Co-occurrence networks can be obtained by specific software as VOSviewer and Gephi or by using the Python programming language. In the VOSviewer software used in this study, the construction of a map comprises three steps: i) A similarity matrix (association strength as a measure of similarity) is obtained from a co-occurrence matrix (van Eck and Waltman, 2007, van Eck et al., 2006). The similarity between two terms is calculated as the ratio: the number of co-occurrences of two terms i and j divided by the product of the total number of co-occurrences of i and the total number of co-occurrences of j. ii) The visualisation of similarities (VOS) mapping technique constructs a two-dimensional map in which the items are located in such a way that the distance between any pair of items reflects their similarity. The base for doing so is minimising a weighted sum of the squared Euclidean distances between all pairs of items.
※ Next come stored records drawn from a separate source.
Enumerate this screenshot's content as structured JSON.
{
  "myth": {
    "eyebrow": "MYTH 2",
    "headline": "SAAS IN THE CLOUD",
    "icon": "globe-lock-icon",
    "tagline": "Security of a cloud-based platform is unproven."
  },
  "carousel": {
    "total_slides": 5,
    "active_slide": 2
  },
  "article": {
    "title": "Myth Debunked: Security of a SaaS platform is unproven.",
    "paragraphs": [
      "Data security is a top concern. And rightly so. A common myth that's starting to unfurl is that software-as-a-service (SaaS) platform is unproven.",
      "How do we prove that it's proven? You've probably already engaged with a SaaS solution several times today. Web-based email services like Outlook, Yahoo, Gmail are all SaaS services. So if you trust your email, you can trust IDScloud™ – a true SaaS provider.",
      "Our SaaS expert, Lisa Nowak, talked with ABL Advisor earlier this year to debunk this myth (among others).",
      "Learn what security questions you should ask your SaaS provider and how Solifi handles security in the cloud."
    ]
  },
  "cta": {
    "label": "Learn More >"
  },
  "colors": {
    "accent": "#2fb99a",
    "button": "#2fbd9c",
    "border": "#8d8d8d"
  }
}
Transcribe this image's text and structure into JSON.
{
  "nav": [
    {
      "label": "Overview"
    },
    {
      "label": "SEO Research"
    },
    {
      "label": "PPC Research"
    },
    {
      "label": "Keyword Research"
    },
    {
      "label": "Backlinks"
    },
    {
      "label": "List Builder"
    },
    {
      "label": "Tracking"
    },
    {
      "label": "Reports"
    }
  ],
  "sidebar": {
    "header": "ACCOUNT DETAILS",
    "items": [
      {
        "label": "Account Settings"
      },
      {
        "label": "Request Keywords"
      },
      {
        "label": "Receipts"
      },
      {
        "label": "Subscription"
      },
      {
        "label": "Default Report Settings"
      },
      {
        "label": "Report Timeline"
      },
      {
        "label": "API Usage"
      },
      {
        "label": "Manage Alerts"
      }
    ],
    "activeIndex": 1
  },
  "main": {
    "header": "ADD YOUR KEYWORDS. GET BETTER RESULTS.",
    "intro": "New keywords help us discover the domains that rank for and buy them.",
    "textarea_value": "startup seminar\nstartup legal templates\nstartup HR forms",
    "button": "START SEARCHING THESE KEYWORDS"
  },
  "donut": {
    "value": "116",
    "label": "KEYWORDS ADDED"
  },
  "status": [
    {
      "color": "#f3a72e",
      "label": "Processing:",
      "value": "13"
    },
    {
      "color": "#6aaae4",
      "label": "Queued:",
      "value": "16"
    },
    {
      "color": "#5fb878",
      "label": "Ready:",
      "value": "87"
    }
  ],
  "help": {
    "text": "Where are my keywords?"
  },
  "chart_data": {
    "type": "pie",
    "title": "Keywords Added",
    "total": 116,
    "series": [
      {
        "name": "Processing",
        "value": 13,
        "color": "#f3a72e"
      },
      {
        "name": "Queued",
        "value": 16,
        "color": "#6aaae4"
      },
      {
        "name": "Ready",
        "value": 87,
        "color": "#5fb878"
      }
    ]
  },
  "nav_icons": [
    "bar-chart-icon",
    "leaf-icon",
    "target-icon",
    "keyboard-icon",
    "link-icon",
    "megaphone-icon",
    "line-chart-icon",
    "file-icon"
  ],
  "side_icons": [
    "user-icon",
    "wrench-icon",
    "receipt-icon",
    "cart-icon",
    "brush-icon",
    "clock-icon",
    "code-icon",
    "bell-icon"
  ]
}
The higher the similarity between two items, the higher the weight of their squared distance in the sum. iii) The obtained map is translated, rotated, and reflected to obtain consistent results (always the same map) regardless of the different solutions that can be reached in the optimisation process.

In the obtained network, the size of the label representing a term is proportional to its frequency of appearance in the text (occurrence). The thickness of the line connecting two terms indicates how often they co-occur within the same text unit. The distance between two terms offers an approximate indication of the relatedness of the terms (Cunillera and Guilera, 2018, Marinho et al., 2017, Sharma et al., 2018, van Eck et al., 2010). A dataset of 70 text documents describing flowers has been created to illustrate the explanation (Fig. 1). The table in the figure includes the occurrences and co-occurrences of the seven terms. Each term is represented in the network as a circle of size proportional to the number of occurrences; for example, the labels and circles of terms red colour and pink colour are the largest and the smallest because they are the most and least mentioned terms, respectively. Distribution of terms on the map responds to the relationships between items. Spring was a general term, co-mentioned with many terms (red, rose, poppy, and jasmine) and thus, appears located in the centre. The links with the four terms have the same thickness because the number of co-occurrences is the same (five). Terms that do not show co-occurrences among them are separated in the extremes, and close to the terms with higher co-occurrence. In the top-left appears the term poppy related to red, while in the bottom right, the term jasmine relates to fragrance. Rose shows a strong link with red and fragrance, and appears in the bottom-left. The term pink links to rose but does not show co-occurrence with any other term, appearing separated on the bottom-left extreme of the network.

In this study, we propose using co-occurrence networks as a tool for analysing terms in tweets to give more structured information than word counting. Using of raw text directly from tweets would make the analysis almost automatic, however, a previous qualitative analysis of tweets and the corresponding coding of text could be necessary to provide the relevance of ideas expressed in many different terms to avoid misunderstanding of the text.

Therefore, the first aim was to study how pre-processing of tweet text (coding through qualitative analysis or just pre-cleaning) influences co-occurrence networks to determine if the process can be automated without losing relevant information. The second aim was to analyse tweets about “gluten-free” to gather information about the aspects that are relevant for this specific group of consumers, in general and in relation to specific products.

Section snippets

Retrieval of tweets

A total of 16,386 tweets containing “sin-gluten” or “gluten-free” terms posted by users writing in Spanish, between September 2017 and January 2018, were retrieved with the rtweet package (Kearney, 2017) from R software (R Core Team, 2016) via the Twitter’s Application Programming Interface (API). Re-tweets and repeated tweets were removed. Each retrieved tweet included an ID number, username of the person posting and the date and time when the tweet was published, among other information.

Themes and sub-themes in tweets on gluten-free

Table 1 shows the content of the subset of 3000 tweets summarised into nine main themes: products, places, culinary preparations, product-related characteristics, ingredients, occasions, social context, diet/health, and sensory characteristics/sensations. Tweets relating to the themes product, places, and culinary preparation were the most frequent (>30%). Although with lower frequency (<10%), other themes related to diet or health issues and sensory characteristics/sensations were also found.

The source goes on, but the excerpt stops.